Transactional Events Publishing At Brex

Published in

Brex Tech Blog

10 min readMay 16, 2022

TL;DR

In H2 2021, we launched Transactional Event Publishing (TEP) to product and engineering teams. TEP is aiming to provide a strong consistency guarantee between asynchronous event publishing and a database transaction. With the gradual adoption of TEP across different engineering teams, we observed the improved reliability of interservice communications, and obtained better data audits and observability.

This effort is one milestone toward achieving our goal of building a distributed Data Mesh architecture within the Brex platform/backend, which ensures data capture, transport and transformation, governance, lineage, and discovery.

Background

As mentioned in our previous article, at Brex, microservice applications are deployed and managed in Kubernetes. Services communicate with each other through synchronous gRPC calls with Protobuf, or through asynchronous event processing over an Event Infrastructure. The Event Infrastructure is backed by an AWS MSK cluster, providing libraries for services to easily publish and consume events to/from Kafka brokers, with retries and deadlettering supported on top. “Events” in our Event Infrastructure are domain events defined via Protobuf, representing part of the service business domain.

The Event Infrastructure provides several benefits compared to synchronous communications:

Decoupling between publisher and consumer services by providing a strong contract via protobuf but more relaxed requirements over consumption, unlike gRPC where failure modes of two services are coupled because of synchronous communication.
The Event Infrastructure helps broadcast a series of events representing the past and current state of the application, and the downstream services can be notified of the state change.
The Event Infrastructure helps failure recovery and improves reliability. The downstream services could retry and store the events in dead letter locations, without the need for upstream services to retry publishing.

On the other hand, the Event Infrastructure exhibits some disadvantages:

The Event Infrastructure does not guarantee a strong consistency between event publishing and local database operations, since a single transaction cannot be spanned over a database and event streams.
Having just the domain events in the Event Infrastructure is not enough. We have several use cases that are interested in the raw changes from databases, such as data migration, offline analytical processing, and search index building.

To resolve these issues, we built Transactional Events Publishing, which is using the Outbox Pattern to capture, process, and publish the changes from the databases.

TEP: Why and How

The Need for Outbox Pattern

At Brex, we operate over 100 services, and most of the services have their own dedicated PostgreSQL databases on AWS RDS. Frequently, a service needs to update the records to its database, while propagating events to other services. It raises the question of how we can automatically update the database and publish events.

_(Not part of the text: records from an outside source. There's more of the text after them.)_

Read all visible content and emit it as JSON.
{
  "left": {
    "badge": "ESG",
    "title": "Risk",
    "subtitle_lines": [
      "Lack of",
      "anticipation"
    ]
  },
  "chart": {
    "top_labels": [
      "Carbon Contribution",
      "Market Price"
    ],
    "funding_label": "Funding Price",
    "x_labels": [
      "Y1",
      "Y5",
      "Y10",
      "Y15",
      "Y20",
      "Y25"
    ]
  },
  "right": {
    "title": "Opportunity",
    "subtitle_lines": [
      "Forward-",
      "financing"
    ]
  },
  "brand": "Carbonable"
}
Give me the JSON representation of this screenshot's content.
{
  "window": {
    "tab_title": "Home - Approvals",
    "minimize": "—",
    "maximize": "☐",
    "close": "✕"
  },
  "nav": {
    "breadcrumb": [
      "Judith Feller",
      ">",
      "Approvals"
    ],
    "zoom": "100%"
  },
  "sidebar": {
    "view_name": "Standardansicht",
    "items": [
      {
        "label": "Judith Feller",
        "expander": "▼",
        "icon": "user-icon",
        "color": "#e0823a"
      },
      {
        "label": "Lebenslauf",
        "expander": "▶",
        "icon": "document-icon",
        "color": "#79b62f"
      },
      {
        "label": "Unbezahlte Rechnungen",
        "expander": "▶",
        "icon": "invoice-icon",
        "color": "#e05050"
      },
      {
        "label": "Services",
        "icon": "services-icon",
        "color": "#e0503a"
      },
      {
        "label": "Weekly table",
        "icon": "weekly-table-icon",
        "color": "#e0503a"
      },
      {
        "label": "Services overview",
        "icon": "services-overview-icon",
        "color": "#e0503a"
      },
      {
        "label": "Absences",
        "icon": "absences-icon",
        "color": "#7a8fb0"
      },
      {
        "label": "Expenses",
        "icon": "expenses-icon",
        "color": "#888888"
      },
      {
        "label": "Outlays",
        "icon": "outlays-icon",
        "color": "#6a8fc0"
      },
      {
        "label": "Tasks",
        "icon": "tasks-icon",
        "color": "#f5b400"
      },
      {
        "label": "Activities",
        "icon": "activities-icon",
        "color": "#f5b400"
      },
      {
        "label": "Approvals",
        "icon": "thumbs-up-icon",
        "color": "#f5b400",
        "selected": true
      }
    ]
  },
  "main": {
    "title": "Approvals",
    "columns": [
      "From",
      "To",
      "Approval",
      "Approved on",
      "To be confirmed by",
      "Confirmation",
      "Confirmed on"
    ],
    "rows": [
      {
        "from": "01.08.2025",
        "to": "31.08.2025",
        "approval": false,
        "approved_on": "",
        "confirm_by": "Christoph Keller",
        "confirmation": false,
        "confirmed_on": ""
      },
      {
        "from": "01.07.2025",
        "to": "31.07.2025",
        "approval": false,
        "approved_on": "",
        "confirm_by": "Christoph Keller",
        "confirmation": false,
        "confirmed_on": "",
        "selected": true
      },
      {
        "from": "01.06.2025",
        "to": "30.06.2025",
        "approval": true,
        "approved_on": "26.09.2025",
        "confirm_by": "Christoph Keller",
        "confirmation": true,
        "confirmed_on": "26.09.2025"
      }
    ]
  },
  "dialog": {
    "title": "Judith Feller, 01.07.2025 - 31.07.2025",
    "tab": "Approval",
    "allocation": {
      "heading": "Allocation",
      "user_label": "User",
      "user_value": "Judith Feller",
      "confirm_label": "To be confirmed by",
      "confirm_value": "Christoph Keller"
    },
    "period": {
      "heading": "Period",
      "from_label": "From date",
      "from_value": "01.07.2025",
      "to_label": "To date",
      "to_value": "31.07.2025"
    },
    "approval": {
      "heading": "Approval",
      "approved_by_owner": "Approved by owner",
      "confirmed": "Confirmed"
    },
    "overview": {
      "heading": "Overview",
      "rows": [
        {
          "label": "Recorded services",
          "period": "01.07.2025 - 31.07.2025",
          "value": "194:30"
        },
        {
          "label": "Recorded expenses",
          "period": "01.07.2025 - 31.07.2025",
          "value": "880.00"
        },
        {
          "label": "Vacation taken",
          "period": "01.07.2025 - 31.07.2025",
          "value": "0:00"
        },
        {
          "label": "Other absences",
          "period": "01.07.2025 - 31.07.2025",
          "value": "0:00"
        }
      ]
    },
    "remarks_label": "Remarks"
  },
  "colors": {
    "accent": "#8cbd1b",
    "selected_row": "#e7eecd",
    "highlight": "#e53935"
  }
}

The pseudocodes below illustrates 3 potential approaches, and none of them works consistently:

Approach 1: If we publish the event before a database transaction, we could possibly succeed in publishing the event while failing the database transaction. In this case, we are publishing an event that hasn’t even occurred and the consumer might end up in an inconsistent state.
Approach 2: If we publish the event within a database transaction, it is vulnerable to publishing the same events repeatedly during failures. An event could be published successfully even when the database transaction fails and rolls back, and if the database transaction is within a gRPC call, a failure of database transaction could result in gRPC retries and repeated event publishing.
Approach 3: If we publish the event after a database transaction, we could potentially succeed with the database transaction, but fail to publish the event, which results in inconsistencies between the services.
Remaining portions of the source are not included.